The focus for our research comes out of the arts-based methods used in a larger 3-year  AHRC funded research project entitled Researching Multilingually at Borders. In that project researchers from different academic disciplines (global mental health, anthropology, law, modern languages, intercultural communication, education) worked together with creative artists using drama, poetry, music and textiles. The project explored the role of language in contexts where people experience pain and pressure at times of migration. The sites for the research included the Islamic University Gaza, the Lira district of Uganda, the border state of Arizona, USA, Scotland, the Netherlands, Romania, Bulgaria and Ghana. The current project was funded by the AHRC to extend the reach of the 3-year project to explore how arts-based methods can be combined with work celebrating children’s linguistic diversity and supporting their developing English.

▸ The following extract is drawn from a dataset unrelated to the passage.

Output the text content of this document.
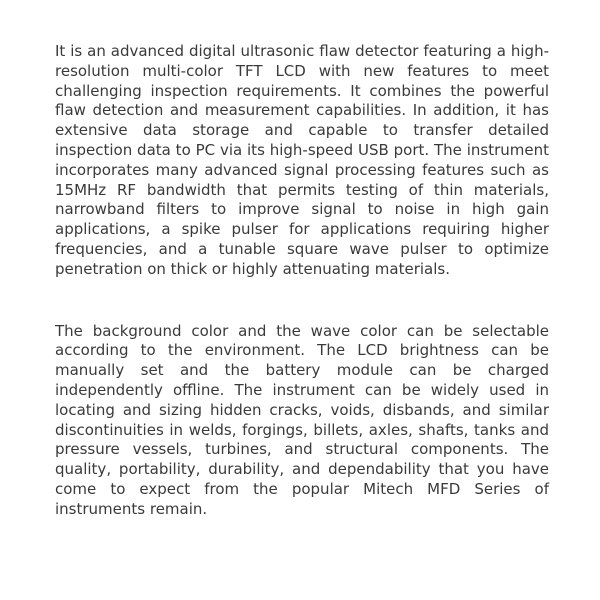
It is an advanced digital ultrasonic flaw detector featuring a high-resolution multi-color TFT LCD with new features to meet challenging inspection requirements. It combines the powerful flaw detection and measurement capabilities. In addition, it has extensive data storage and capable to transfer detailed inspection data to PC via its high-speed USB port. The instrument incorporates many advanced signal processing features such as 15MHz RF bandwidth that permits testing of thin materials, narrowband filters to improve signal to noise in high gain applications, a spike pulser for applications requiring higher frequencies, and a tunable square wave pulser to optimize penetration on thick or highly attenuating materials.

The background color and the wave color can be selectable according to the environment. The LCD brightness can be manually set and the battery module can be charged independently offline. The instrument can be widely used in locating and sizing hidden cracks, voids, disbands, and similar discontinuities in welds, forgings, billets, axles, shafts, tanks and pressure vessels, turbines, and structural components. The quality, portability, durability, and dependability that you have come to expect from the popular Mitech MFD Series of instruments remain.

What has the project done so far?

We have developed our way of working which has collaboration firmly at its heart. We have built on the work of Julian Edge who proposed a model of CPD named “co-operative development” which seeks to ensure that all participants are empowered to share their knowledge and expertise while learning with and from others. Using this approach we offered a series of one day workshops in which participants shared their current approaches to supporting children’s developing English and celebrated their different languages. Colleagues took part in a hands-on workshop experiencing one or more creative arts techniques and planned how the techniques experienced could be adapted and transferred into their specific school contexts.

The creative arts input was provided by Katja Frimberger who demonstrated drama techniques for use in class including singing in different languages and setting up a “Bristol’s got talent” friendly competition. Katja also shared a film she had made in which students and staff at Glasgow University spoke to camera in their different languages as a way of extending exposure to the institution’s shared languages, see below.

Lyn Ma of Clyde College, Glasgow provided input into how crafting techniques such as collage and model making can be used to provide young people with opportunities to express themselves to their peers and teachers. In the workshop participants created decorated suitcases and explained how and why we had chosen to decorate them as we did.

Naa Densua Tordzro and Gameli Tordzro (University of Glasgow and Pan Africa Arts, Scotland) introduced participants to using musical instruments in an exploratory way to generate a sense of community. Naa Denua and Gameli also shared with us traditional Adinkra symbols from Ghana whose meanings we learned about and discussed. We then chose symbols we wanted to print using silk screen printing techniques.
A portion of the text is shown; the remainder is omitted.